O Senado aprovou ontem, em votação simbólica, o projeto de lei do deputado Bonifácio de Andrada (PSDB-MG) que altera a redação do Código de Processo Penal, dando foro privilegiado a ex-governantes. Atualmente, o foro especial beneficia autoridades somente durante o exercício da função ou mandato. A matéria, que já passou pela Câmara dos Deputados, vai agora à sanção do presidente da República para entrar em vigor. O Supremo Tribunal Federal, porém, havia derrubado essa prerrogativa de foro privilegiado em maio de 1999.
Com a aprovação, ex-ocupantes de cargos públicos – como ex-presidentes da República, ex-ministros, ex-governadores e ex-prefeitos – acusados de improbidade administrativa quando do exercício da função deixarão de ser julgados por juízes de primeira instância ou pela Justiça comum, devendo o julgamento ocorrer em tribunais superiores. Além de garantir o foro privilegiado em casos de improbidade, o projeto amplia ainda mais o direito de julgamento especial. Pelo texto aprovado, ex-autoridades públicas também terão foro privilegiado quando acusadas de crimes relacionados ao período em que estavam no cargo.A votação ocorreu em regime de urgência. Os senadores também rejeitaram, por 27 votos a 15, a emenda da senadora Heloísa Helena (PT-AL) que assegurava o foro privilegiado apenas para presidentes da República e ministros. O senador José Eduardo Dutra (PT-SE) defendeu a emenda, observando que o presidente da República, quando deixa o cargo, está normalmente sujeito a ações que proliferam em todo o País nas diversas instâncias da Justiça, o que não é o caso, por exemplo, ressaltou, dos prefeitos.
Para o vice-líder do governo no Senado, Romero Jucá (PSDB-RR), o projeto não concede privilégios. “Não é um privilégio porque o julgamento pelo Supremo Tribunal Federal e pelos tribunais superiores é um direito de qualquer cidadão brasileiro”, alegou. O argumento do tucano é que o foro especial “encurta o caminho do julgamento e garante uma justiça mais rápida”, evitando perseguições políticas a autoridades públicas, o que poderia ocorrer em instâncias jurídicas locais. “Ao levar o julgamento aos tribunais superiores, você está dando uma condição de isenção para que ele possa ser feito sem proteção e sem perseguição”, afirmou Jucá.
Acordo de bastidor
“Fala-se num acordo de bastidor. Eu não posso julgar isso, mas estranhei que o PT não fosse mais combativo contra um projeto que é realmente insustentável”, disse o senador Jefferson Peres (PDT-AM), que criticou duramente o projeto durante a votação em plenário. Para Peres, o foro privilegiado estabelece, na prática, “a impunidade de muitas ex-autoridades.” “Do ponto de vista ético, deixa a desejar, além de ser de constitucionalidade duvidosa”, completou.
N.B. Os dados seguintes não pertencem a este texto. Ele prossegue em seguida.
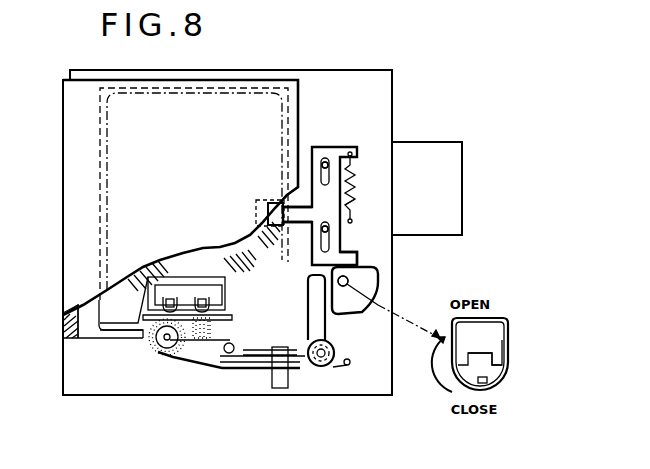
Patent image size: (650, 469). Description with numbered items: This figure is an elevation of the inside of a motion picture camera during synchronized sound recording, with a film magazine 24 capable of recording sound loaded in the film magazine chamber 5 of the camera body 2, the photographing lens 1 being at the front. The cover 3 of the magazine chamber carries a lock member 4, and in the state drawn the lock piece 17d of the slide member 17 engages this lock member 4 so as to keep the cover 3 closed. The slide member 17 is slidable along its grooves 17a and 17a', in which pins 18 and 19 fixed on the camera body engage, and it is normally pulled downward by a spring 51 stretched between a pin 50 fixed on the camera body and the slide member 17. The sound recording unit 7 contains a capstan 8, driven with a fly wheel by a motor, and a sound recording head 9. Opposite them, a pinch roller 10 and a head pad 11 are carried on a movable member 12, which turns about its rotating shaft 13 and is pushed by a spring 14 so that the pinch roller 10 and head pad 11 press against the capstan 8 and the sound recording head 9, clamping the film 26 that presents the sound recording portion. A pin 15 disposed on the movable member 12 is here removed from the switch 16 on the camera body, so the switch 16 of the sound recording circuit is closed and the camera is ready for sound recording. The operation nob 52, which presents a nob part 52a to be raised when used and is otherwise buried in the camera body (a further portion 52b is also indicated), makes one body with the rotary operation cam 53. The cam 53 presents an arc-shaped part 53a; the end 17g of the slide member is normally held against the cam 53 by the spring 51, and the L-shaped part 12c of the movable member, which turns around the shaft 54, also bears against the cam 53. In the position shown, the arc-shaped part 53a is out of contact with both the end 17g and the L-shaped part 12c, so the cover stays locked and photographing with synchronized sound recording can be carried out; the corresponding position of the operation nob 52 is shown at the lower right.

O presidente da Associação Nacional de Membros do Ministério Público, Marfan Martins Vieira, afirmou no Senado, após acompanhar a votação, que a entidade vai questionar a nova lei, após sancionada, no Supremo Tribunal Federal. Ele disse que a ampliação do foro privilegiado é inconstitucional, pois só pode ser feita por emenda constitucional, e não por projeto de lei.